Nick and his brothers seem to be in some heated discussion and I can’t help but wonder what they must be talking about.
I hang back on instinct but he turns and sees me and he gives me the same look as yesterday.
When our eyes lock, Chloe’s question comes back to my mind.
If someone gave me the money I need would I still come back?
His brother from yesterday is saying something about meeting later, but Nick doesn’t look at him. He walks over to me and my breath stills. I find it harder to breathe the more he looks at me.
He’s so close his aftershave tickles my nose, so close, I can smell his natural scent that’s all masculine and raw just like him.
He reaches out to touch my face and I lean into his touch. I lean in, submissive, like I’m some obedient servant.
I can’t answer the question Chloe gave me because I’m still scared of the answer. I’m frightened of the answer.
“Nick!” Calls a voice that snaps us both out of the reverie and he turns to his brother.
It was the one that wasn’t here yesterday.
“Salvatore, not now. Not fucking now,” Nick tells him and there’s an element of pain in his voice that reaches out to me. “Tomorrow. I’m busy now. Do not disturb me.”
On that note he takes my hand in that same possessive manner as last night and leads me away.
Instead of the dance floor we go straight to the elevator.
The minute we get inside his lips are on mine and before I know it, I’m naked. I’m naked before we get out of the elevator and he’s devouring me.
He picks me up and I wrap my legs around him as the door opens. When we walk out into the suite, we pass someone who seems to be cleaning and they leave straight away.
Unlike last night, I don’t care that I’m naked and someone saw me. And I don’t care about anything besides him touching me.
He sets me down on the bed and I practically drag off his shirt.
I get lost in him and I forget.
I forget it all once again and I can’t see past him and the worst thing is, I don’t want to.
Hours pass and we’re still like this, like each time we have sex it’s not enough.
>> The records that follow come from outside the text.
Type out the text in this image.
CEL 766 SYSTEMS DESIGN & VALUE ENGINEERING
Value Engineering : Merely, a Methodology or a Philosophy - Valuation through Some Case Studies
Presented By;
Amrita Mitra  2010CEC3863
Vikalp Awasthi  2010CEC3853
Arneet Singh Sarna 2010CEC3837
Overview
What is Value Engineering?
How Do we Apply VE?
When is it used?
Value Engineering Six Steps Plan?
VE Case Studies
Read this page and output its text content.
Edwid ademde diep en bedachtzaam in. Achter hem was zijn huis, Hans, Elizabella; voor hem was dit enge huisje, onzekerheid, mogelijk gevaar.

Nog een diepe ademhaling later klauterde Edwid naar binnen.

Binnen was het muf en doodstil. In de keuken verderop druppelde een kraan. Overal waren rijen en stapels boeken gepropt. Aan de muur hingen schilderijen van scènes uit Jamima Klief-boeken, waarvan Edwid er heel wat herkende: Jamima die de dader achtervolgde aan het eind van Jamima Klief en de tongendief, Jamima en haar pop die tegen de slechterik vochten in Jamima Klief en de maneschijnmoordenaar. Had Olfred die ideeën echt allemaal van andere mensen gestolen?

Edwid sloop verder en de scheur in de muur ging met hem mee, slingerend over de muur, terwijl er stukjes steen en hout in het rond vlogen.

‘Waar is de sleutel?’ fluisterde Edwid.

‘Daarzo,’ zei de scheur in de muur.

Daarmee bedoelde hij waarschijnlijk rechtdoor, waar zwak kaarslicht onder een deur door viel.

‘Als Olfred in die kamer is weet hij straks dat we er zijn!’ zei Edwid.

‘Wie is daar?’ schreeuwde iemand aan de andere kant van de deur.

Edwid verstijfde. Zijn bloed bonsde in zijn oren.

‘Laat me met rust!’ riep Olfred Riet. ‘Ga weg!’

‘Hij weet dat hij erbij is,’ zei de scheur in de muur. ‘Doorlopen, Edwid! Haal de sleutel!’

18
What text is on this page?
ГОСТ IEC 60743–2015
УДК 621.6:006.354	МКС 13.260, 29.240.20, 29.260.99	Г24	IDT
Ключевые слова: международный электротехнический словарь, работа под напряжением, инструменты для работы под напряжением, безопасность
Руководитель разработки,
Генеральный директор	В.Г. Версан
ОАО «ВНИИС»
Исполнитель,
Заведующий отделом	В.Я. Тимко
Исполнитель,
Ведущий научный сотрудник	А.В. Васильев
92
We both want more.
More and more and more.
By the time the sun comes up, I’m so far down the rabbit hole I don’t remember the way back. All I know is where I am.
He’s sleeping again, sleeping deeper than he was yesterday.
I look at him in his sleep and he reminds me of a fairytale prince.
He looks all perfect and stalwart just like one of them.
I can’t believe I’m with a man like this.
I see beauty, I see light. I see something I crave.
I also see something I can’t have.
The question Chloe asked comes back to me full force.
Would I still come here if the debt was gone? Would I still want him?
That’s more the question I think she intended. The answer is yes, and it scares me.
Him, and all of this… the wild emotion and the lure to forget…
I can’t have it.
None of it.
It’s something I mustn’t have because this isn’t a fairytale. There is no happily ever after in a business relationship like ours. He’s not the prince and I’m far from being a princess.
What I am is desperate and this business relationship we have is helping me out. It’s saving me and my family.
I’m planning to be gone in a few months’ time.
Then this fantasy will be over.
That’s what it is. A fantasy. It’s not good and it’s not bad.
It’s something I can’t quite describe.